When is the best time of year to see dolphins in Scotland?
May to September. Dolphins prefer calmer and sunnier days and seem the most active then, however, you can see dolphins in Scotland at all times of the year.
Are there dolphins in Edinburgh?
Yes, they can sometimes be seen in the water off Portobello Beach, north Edinburgh. Sightings further out in the Firth of Forth are common.
How long can dolphins live?
The average lifespan can be as low as 17 years old, but some have been known to live for 40 years, and those in captivity have lived as long as 51 years.

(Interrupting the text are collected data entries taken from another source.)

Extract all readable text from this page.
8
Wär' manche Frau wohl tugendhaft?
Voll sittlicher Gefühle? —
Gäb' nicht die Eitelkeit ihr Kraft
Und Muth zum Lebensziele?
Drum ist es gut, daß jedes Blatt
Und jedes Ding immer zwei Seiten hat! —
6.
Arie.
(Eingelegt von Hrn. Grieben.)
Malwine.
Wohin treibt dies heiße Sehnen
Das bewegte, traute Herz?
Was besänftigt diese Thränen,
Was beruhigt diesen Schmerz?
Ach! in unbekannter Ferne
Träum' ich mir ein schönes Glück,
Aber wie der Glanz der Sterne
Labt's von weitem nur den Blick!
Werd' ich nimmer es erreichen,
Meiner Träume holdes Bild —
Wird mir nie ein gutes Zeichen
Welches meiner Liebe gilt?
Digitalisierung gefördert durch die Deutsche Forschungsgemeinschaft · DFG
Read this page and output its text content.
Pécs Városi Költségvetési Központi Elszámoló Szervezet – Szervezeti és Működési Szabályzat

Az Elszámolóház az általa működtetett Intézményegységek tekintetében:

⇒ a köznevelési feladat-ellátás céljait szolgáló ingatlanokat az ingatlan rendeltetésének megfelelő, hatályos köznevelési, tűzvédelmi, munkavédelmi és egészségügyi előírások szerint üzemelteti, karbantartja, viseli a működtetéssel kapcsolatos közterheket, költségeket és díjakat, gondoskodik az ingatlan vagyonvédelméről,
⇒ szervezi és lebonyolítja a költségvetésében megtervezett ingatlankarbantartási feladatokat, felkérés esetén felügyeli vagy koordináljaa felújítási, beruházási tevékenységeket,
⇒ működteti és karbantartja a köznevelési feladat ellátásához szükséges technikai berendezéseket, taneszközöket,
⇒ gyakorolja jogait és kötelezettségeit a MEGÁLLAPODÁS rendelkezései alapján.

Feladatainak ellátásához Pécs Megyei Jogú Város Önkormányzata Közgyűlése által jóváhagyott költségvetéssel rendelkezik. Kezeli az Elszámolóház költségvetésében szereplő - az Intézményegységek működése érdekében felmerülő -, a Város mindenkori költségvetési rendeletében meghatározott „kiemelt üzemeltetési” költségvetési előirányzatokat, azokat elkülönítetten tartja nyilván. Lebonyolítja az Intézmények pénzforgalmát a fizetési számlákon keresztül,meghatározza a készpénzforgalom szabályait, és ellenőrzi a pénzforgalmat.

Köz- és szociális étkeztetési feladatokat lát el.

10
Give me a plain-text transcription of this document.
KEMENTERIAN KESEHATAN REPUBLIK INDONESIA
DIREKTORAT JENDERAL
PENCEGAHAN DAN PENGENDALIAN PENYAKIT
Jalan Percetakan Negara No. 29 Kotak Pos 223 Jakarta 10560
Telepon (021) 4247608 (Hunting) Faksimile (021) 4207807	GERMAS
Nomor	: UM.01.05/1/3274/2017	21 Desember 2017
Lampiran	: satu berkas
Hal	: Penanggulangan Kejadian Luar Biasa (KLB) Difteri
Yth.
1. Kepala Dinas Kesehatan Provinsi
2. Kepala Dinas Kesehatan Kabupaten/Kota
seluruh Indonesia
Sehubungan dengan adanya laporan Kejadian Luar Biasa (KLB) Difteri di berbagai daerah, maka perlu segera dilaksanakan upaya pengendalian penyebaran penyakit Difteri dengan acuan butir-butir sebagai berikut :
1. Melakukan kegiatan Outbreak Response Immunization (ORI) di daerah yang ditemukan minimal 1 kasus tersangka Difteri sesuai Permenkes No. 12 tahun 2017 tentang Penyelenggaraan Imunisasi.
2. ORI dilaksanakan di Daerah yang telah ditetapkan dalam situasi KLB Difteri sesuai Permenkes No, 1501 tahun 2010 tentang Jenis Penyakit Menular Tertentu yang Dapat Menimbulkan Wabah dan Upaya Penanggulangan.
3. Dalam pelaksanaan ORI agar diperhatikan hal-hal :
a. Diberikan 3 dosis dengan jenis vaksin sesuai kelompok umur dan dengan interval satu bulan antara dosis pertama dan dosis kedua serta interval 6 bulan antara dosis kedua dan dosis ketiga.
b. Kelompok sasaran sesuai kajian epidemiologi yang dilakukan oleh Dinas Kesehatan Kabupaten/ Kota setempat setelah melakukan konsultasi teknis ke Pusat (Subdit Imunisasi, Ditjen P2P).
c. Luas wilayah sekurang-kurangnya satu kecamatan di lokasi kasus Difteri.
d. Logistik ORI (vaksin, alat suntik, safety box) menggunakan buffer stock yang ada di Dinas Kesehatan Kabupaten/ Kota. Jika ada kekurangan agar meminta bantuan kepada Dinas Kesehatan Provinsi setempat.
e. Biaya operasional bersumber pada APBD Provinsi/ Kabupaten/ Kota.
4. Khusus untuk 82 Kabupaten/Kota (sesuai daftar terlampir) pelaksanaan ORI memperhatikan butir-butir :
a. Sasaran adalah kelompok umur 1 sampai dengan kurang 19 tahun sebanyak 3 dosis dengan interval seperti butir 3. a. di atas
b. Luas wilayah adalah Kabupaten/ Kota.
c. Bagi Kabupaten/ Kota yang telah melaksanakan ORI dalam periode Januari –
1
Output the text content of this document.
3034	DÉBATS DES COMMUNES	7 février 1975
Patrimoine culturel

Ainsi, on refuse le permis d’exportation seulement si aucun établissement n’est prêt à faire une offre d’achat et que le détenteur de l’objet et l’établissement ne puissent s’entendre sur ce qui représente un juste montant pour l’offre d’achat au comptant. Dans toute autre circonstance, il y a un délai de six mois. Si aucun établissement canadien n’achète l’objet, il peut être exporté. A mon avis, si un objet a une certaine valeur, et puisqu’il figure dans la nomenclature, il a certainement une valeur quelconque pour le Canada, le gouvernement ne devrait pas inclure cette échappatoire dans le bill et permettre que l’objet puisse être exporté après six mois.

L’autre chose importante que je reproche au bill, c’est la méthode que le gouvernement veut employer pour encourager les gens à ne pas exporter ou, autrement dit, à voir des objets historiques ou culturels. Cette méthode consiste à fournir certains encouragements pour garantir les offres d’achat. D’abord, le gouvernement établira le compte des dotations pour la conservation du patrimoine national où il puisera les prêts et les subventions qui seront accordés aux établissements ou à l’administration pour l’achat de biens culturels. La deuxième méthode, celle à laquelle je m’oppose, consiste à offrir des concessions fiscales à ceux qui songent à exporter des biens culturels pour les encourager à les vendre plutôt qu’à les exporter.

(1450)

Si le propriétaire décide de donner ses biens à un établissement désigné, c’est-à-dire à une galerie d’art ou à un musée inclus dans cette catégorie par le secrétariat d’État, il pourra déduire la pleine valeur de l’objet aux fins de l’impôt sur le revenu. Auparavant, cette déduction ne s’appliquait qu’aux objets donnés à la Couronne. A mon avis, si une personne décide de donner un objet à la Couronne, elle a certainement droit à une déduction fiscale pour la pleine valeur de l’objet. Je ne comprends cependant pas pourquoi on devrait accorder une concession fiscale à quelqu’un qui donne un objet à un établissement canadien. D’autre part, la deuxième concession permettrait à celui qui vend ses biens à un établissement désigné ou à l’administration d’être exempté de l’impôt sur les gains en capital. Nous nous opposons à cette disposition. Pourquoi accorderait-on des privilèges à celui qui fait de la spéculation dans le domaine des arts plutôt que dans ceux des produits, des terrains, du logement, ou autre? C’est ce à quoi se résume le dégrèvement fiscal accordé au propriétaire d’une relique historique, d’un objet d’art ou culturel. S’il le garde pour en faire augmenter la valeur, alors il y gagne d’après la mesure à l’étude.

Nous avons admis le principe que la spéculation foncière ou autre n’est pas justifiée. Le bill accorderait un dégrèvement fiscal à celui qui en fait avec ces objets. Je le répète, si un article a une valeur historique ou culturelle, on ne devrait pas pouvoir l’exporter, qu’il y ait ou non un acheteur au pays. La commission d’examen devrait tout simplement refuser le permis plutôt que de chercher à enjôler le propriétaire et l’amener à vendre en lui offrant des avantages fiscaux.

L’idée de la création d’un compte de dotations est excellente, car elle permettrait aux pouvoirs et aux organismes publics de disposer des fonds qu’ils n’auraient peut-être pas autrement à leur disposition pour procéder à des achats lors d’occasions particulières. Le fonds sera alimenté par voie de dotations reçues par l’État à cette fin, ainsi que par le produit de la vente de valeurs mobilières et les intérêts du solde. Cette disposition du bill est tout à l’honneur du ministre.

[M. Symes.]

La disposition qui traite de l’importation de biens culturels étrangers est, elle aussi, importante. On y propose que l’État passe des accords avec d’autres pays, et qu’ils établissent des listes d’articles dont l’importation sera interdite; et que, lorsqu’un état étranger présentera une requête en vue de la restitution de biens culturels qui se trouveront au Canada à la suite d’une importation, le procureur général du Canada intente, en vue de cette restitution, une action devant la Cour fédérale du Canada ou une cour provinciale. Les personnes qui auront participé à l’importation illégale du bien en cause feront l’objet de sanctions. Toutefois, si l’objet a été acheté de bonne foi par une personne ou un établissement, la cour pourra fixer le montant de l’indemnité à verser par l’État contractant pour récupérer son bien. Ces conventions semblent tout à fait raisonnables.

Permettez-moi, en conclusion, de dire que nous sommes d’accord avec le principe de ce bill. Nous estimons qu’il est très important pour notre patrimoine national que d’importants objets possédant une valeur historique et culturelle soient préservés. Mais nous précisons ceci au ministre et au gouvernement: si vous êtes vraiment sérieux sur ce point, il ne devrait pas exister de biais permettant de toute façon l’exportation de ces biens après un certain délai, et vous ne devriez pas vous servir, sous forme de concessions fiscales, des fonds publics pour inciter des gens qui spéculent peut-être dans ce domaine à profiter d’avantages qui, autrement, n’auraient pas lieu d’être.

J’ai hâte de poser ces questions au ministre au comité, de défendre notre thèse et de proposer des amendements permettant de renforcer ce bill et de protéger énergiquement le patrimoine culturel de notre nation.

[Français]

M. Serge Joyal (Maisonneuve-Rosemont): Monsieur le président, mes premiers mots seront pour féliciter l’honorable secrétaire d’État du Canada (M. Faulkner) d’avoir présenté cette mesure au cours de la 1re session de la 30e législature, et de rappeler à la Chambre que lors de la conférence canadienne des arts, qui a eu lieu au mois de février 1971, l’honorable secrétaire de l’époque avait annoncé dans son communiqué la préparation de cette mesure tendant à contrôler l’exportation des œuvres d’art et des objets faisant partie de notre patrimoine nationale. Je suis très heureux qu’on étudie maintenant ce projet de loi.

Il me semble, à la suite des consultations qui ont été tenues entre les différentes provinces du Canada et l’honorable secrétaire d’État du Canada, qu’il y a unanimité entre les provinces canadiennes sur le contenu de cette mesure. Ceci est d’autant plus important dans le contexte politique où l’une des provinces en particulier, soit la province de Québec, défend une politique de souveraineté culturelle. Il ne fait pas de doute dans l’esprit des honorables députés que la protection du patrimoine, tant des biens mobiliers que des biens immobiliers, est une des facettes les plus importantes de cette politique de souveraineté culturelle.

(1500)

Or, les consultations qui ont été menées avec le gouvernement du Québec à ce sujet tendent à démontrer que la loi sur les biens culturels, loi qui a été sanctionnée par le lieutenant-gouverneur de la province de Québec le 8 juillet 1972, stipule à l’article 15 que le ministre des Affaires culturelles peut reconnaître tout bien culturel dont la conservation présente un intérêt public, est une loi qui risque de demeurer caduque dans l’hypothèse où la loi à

What other large aquatic lifeforms can be seen in Scotland?
- White-beaked dolphins
- Common dolphins
- Risso's dolphins
- Orca / killer whale
- Harbour porpoises
- Basking whales
- Minke whales
- Pilot whales
How to photograph a bottlenose dolphin?
I'm afraid your mobile phone won't cut it in this instance, dolphins are quite a difficult subject to capture.
You really need a DSLR or mirrorless camera with a telephoto lens between 200-400 mm. Try F6-8, 1/500, ISO100 on a well lit day and alter your settings from there. If it's really bright, try 1/1000 to stop that action perfectly. On duller days try F4 or faster if your lens will allow, 1/250 and ISO400. Tripods will likely be too slow to "get the shot", you could try a monopod but the best way is handheld, give those upper arms a workout!
Locally everyone loves dolphin watching, sometimes photos will be posted up to local Facebook groups or Flickr and there is always a great deal of interest in these beautiful cetaceans.
Plan a couple of days near Chanonry Point in June to maximise your chances of seeing these awesome creatures in their natural environment.